Buenas noches:
Como resumen lo más conciso posible del fragmento propuesto, me atrevo a destacar que Malinowski aborda en este texto el problema de la naturaleza y la función del mito en las sociedades primitivas, defendiendo las siguientes tesis: el mito no es un mero relato literario (una interpretación poética de la naturaleza) ni una forma rudimentaria de ciencia, sino una institución cultural con una determinada función social. Para Malinowski, el mito está integrado en la vida social como parte de rituales, normas y prácticas colectivas y posee una función legitimadora, porque refuerza la tradición, aporta autoridad a las normas sociales, conecta el presente con un pasado glorioso y garantiza la transmisión intergeneracional de las tradiciones. De este modo, el mito es dinámico y se regenera constantemente con cada proceso de cambio histórico.

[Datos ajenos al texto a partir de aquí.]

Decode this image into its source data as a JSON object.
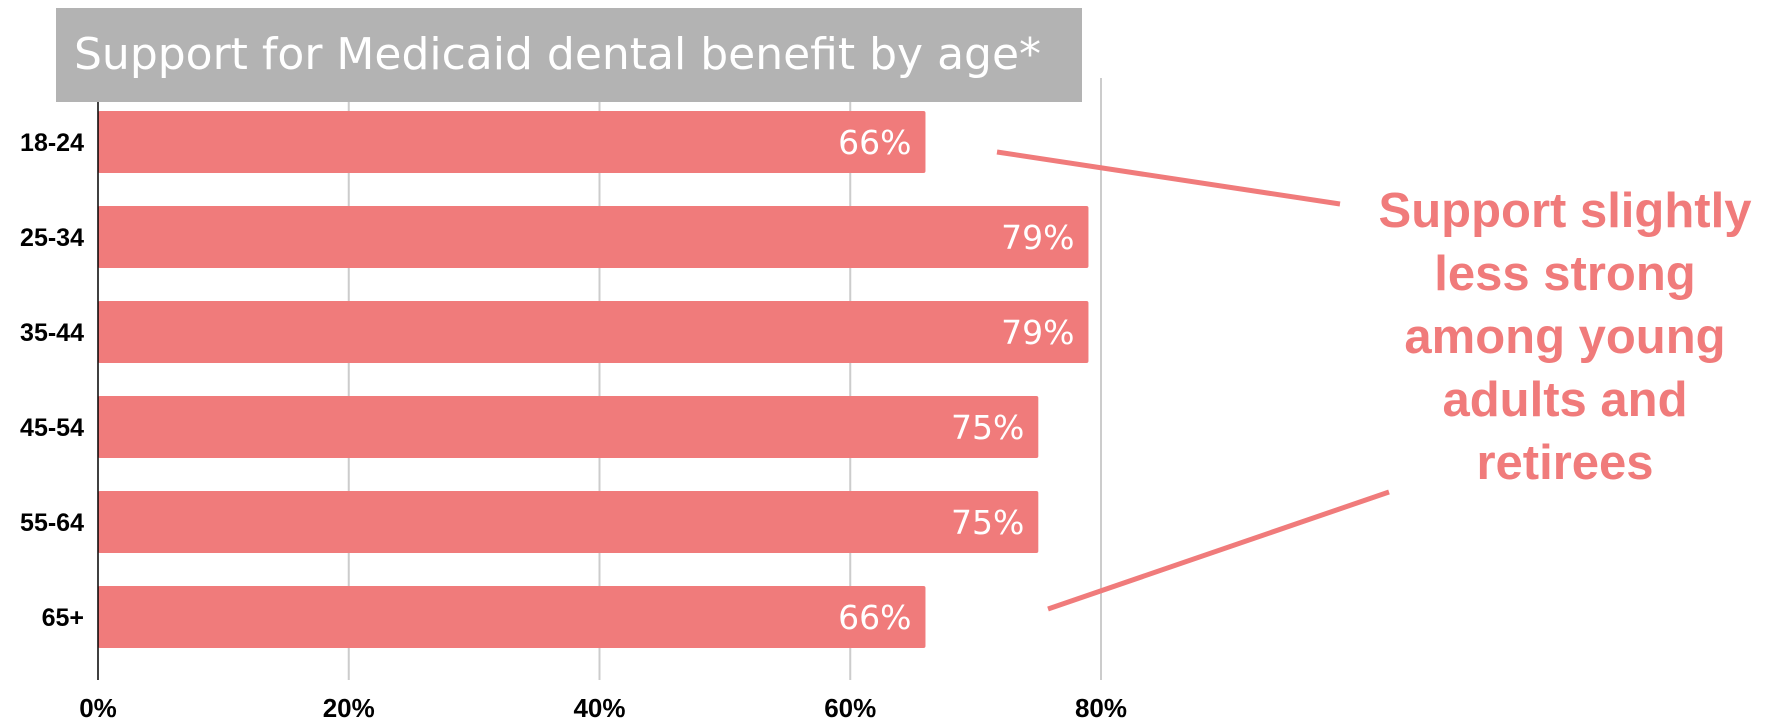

Al hilo de la lectura de este texto, se me ocurre establecer una relación con el concepto de imaginario social instituyente desarrollado por Cornelius Castoriadis y retomado por Charles Taylor en Imaginarios sociales modernos. Hemos visto que para Malinowski el mito desempeña un papel fundacional en las instituciones sociales, porque legitima normas, jerarquías y prácticas, y garantiza cohesión social, de manera que se “vive” como una realidad efectiva, no como un relato fantástico. Voy a sintetizar las ideas básicas de los otros autores que he mencionado.
Para Cornelius Castoriadis (La institución imaginaria de la sociedad), el imaginario social instituyente es el conjunto de significaciones, normas, valores y símbolos creados por una sociedad y que estructura y sostiene su realidad, instituciones y cultura. Castoriadis insiste en que no es una ficción, sino una fuerza instituyente y constituida que marca el sentido de la vida colectiva y la identidad social, y funciona de un modo que él expresa metafóricamente como un “magma de significaciones”, un conglomerado de ideas, valores, normas, etc., complejo, plástico y cambiante. Es decir, la sociedad posee la capacidad de crear significaciones que no derivan de la naturaleza, instituyendo normas, valores y formas de organización y produciendo eso que él llama “significaciones sociales imaginarias”, como por ejemplo Dios, la patria, el progreso o el mercado. Este imaginario no es para el pensador franco-griego ni falso ni meramente ideológico, sino que es un fondo creativo que instituye y hace posible la sociedad misma.
El filósofo canadiense Charles Taylor, en Imaginarios sociales modernos, redefine en términos históricos el concepto de Castoriadis, entendiendo el “imaginario social moderno” como el conjunto de imágenes, relatos y expectativas compartidas que hacen posibles prácticas sociales y la forma en que la gente común imagina su existencia social. La modernidad occidental está estructurada según Taylor por imaginarios sociales como la economía de mercado, la esfera pública o la soberanía popular. Como sucedía en Malinowski con el mito, el imaginario social moderno legitima y hace comprensible nuestro orden liberal-democrático, ya que ofrece el trasfondo narrativo que valida prácticas e instituciones.
No sé si os parecerá atinada esta conexión. Ruego me disculpéis si su tono académico resulta excesivamente prolijo o denso, pero —deformación profesional— me dedico a la enseñanza de la Filosofía.